Bunker Theatre, London – until 1 December 2018
It has been said by Tennyson that nature is ‘red in tooth and claw’ – the inference being that the natural world, if not stifled, is inherently violent. One could argue that in the 21st century, society has ‘evolved’ to the point where the behaviour of centuries ago has been abandoned. Still, society – by any stretch of definition – has room for improvement and violence still appears in many shapes and guises in everyday life. So does this mean that it’s really a Darwinist world, where the strongest makes the rules – the survival of the fittest? Written by Reece Connolly and directed by Georgie Staight, Chutney is a black comedy that examines the ‘less-civilised’ aspects of human nature and whether we can – or should – curb our ‘baser’ instincts.
Gregg (Will Adolphy) and Clare (Isabel Della-Porta) are a 20-something couple who have been living together since university. Conscientious and vegetarian, they are both in careers that pay well – if lacking in personal satisfaction. Still, they’ve reached a plateau in their relationship and ennui permeates every aspect of their lives. So what can be done to shake things up?
Following a stint of dog-siting (which ends ‘messily’…) the incident awakens the couple’s ‘bloodlust’ and they start looking for ways to discreetly terminate ‘all creatures great and small’… This activity does indeed add spice to their personal relationship and outlook on life in general. However, it also opens the door to certain ‘needs’ – something they can’t forget about, no matter how hard they try…
From the very beginning, Chutney makes a point of showing that it is a black comedy, surreal and not to be taken as a ‘conventional’ piece of entertainment. After all, what with the Croydon Cat Killer headlines still fresh in people’s minds, it would be very easy to ‘trivialise’ the taking of life. A talking fish that’s mounted on the wall ‘breaks the ice’ and sets the tone for the rest of the play.
Using the standard ‘he said/she said’ format, we get an idea of their respective perspectives on what is happening.
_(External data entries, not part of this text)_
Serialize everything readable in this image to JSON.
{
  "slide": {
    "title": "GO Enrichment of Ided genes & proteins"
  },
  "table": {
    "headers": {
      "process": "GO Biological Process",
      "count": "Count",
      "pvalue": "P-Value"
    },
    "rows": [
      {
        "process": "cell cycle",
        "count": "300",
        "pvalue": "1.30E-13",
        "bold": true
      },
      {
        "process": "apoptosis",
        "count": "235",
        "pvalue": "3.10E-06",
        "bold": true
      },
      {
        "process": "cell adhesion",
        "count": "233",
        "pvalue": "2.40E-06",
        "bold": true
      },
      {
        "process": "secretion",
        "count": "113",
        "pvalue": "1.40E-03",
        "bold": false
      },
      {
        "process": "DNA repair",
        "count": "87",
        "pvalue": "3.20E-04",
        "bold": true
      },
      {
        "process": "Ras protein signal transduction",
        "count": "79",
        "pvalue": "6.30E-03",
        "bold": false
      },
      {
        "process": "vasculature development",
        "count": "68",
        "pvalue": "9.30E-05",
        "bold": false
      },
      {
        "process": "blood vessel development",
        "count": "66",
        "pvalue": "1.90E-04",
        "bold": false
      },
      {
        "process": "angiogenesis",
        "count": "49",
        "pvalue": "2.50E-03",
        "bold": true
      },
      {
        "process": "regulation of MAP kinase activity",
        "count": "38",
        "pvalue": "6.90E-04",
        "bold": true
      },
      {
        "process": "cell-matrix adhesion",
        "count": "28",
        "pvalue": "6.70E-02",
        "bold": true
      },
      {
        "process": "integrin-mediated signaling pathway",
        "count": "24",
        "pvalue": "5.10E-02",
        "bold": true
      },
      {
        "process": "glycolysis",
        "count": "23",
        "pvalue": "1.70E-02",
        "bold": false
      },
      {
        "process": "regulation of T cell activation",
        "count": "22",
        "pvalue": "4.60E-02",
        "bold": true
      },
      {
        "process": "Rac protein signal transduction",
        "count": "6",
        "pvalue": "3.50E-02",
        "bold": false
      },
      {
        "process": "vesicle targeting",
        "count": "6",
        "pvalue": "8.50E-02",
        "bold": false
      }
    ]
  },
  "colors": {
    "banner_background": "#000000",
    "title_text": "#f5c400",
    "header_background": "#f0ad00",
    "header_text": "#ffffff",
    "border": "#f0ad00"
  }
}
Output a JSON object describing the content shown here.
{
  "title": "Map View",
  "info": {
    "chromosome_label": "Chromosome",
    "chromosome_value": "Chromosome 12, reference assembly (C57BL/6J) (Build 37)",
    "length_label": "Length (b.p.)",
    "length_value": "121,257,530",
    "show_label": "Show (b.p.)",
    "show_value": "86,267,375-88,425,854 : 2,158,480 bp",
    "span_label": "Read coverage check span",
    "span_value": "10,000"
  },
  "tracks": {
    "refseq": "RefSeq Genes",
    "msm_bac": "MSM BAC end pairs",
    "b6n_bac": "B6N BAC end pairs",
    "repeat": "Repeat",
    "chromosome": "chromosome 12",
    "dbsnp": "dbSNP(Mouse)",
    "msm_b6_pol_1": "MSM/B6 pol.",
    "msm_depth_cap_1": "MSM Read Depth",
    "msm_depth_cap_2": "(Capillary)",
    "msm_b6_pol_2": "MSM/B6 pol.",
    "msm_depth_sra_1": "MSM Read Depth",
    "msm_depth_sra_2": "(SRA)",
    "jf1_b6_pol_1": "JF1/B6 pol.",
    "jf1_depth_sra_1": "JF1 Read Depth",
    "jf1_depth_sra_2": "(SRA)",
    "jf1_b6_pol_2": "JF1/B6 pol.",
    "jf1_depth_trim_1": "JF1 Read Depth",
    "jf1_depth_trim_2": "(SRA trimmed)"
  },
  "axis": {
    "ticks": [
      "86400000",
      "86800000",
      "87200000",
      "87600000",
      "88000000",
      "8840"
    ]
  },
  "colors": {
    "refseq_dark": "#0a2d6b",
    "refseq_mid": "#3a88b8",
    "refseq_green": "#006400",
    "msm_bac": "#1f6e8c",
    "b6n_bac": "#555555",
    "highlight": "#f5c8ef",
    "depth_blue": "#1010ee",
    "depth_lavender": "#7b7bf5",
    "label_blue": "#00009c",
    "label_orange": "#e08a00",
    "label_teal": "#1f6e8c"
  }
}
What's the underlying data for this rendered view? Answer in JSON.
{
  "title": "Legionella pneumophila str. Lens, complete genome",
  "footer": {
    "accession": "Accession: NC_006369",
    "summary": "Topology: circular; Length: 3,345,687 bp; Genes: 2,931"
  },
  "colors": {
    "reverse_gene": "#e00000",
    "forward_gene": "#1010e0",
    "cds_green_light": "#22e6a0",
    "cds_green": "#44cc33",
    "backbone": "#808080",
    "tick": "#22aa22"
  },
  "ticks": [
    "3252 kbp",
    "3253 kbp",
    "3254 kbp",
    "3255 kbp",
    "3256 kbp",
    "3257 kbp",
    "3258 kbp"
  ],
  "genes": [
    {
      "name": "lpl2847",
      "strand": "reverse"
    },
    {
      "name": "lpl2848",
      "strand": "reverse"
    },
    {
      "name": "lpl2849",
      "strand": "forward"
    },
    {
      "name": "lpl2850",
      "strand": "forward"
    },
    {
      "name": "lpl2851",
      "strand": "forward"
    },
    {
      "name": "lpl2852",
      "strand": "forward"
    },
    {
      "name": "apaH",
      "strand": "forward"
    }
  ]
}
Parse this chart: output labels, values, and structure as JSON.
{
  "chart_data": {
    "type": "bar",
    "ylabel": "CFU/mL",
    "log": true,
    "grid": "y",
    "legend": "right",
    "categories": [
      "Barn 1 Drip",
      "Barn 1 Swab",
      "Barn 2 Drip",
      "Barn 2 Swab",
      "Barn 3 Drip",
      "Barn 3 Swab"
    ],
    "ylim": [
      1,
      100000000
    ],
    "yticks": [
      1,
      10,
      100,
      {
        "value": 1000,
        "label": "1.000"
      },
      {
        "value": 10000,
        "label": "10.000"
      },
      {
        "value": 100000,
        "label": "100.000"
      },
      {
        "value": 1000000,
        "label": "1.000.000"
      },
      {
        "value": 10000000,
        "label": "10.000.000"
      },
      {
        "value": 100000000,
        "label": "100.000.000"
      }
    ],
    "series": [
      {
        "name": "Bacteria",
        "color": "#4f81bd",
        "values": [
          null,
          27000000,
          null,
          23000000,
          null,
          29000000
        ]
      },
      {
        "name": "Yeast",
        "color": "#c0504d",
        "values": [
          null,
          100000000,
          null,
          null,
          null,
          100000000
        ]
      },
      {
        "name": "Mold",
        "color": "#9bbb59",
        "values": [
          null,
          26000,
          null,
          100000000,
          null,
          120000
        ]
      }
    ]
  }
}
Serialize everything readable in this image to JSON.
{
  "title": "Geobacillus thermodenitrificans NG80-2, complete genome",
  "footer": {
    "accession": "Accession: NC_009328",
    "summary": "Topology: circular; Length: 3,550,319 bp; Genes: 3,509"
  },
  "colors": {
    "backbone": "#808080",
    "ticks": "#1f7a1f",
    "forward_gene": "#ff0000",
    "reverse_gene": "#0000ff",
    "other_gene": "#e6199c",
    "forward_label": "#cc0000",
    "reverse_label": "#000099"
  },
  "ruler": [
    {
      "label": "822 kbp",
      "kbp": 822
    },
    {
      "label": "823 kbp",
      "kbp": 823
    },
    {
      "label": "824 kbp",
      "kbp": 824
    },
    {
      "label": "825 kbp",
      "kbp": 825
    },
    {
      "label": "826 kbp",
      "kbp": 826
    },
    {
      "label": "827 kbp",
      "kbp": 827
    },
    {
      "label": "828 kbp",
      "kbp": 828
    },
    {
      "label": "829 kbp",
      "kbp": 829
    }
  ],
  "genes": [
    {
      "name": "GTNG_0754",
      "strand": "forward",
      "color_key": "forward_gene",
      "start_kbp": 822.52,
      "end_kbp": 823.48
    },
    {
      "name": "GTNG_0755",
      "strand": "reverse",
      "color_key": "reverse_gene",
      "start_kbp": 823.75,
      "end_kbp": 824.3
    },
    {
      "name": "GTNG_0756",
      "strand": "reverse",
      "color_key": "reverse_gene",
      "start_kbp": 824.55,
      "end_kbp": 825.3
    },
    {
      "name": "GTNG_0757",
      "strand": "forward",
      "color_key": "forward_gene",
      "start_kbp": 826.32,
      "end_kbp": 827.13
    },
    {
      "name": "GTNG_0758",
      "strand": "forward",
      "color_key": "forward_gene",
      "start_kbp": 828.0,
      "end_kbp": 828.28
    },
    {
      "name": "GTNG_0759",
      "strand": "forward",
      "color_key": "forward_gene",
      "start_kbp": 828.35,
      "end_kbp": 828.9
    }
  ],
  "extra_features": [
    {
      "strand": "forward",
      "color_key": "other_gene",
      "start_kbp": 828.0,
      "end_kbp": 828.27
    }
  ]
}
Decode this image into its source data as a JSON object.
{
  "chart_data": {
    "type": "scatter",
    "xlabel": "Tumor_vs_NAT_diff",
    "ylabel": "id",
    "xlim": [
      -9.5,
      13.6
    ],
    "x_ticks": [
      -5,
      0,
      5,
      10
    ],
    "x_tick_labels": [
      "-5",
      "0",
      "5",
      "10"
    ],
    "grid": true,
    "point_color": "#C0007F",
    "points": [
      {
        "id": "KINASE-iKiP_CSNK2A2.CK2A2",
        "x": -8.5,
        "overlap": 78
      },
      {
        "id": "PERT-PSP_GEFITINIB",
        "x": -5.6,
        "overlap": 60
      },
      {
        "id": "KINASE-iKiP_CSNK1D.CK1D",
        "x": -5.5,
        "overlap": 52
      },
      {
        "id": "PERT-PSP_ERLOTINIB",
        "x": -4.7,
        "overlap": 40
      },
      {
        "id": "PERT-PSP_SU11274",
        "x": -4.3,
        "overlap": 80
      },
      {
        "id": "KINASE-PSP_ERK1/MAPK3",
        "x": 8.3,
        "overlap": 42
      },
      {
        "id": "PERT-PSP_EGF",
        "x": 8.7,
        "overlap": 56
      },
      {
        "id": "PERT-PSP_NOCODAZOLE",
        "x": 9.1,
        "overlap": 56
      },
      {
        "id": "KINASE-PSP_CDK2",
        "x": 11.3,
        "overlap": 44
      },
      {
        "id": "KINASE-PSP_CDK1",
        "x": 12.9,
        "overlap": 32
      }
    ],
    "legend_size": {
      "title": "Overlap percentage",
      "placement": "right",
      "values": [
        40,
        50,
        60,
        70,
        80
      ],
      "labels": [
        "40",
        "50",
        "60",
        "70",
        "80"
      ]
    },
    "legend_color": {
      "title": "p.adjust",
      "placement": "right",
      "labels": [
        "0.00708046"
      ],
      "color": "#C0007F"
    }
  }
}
There is also something of the ‘Macbeth’ dynamic between them, with Gregg allowing himself to go ‘dark places’, but after a period of doubt and guilt, giving in to his impulses in a ‘rational’ manner. Likewise, as ‘Lady Macbeth’, Claire follows her passion for killing animals with gusto, but the ‘cracks’ begin to appear further down the line.
Connelly’s decision to make the couple vegetarian is an important one, as it shows the ‘appetites’ that Claire and Gregg wrestle with aren’t because they’re carnivorous or indirectly related to this. There’s also the subtext that infamous figures such as Hitler were vegetarian too, yet capable of the most monsterous acts. It’s a point that’s not lost on Gregg, who envisions that should they get caught, the media would dub them ‘Mr and Mrs Hitler’…
Both Adolphy and Della-Porta have great chemistry together and in their frequent exchanges that break the fourth wall, are engaging.
While Chutney works amicably as ‘just’ a black comedy, enjoyment of the show is enhanced when viewed as the disparity between the expectations of society versus our ‘true’ selves and what makes us feel alive. It might not be Fight Club, but it’s no less subversive…
© Michael Davis 2018
Chutney will run at Bunker Theatre until 1st December.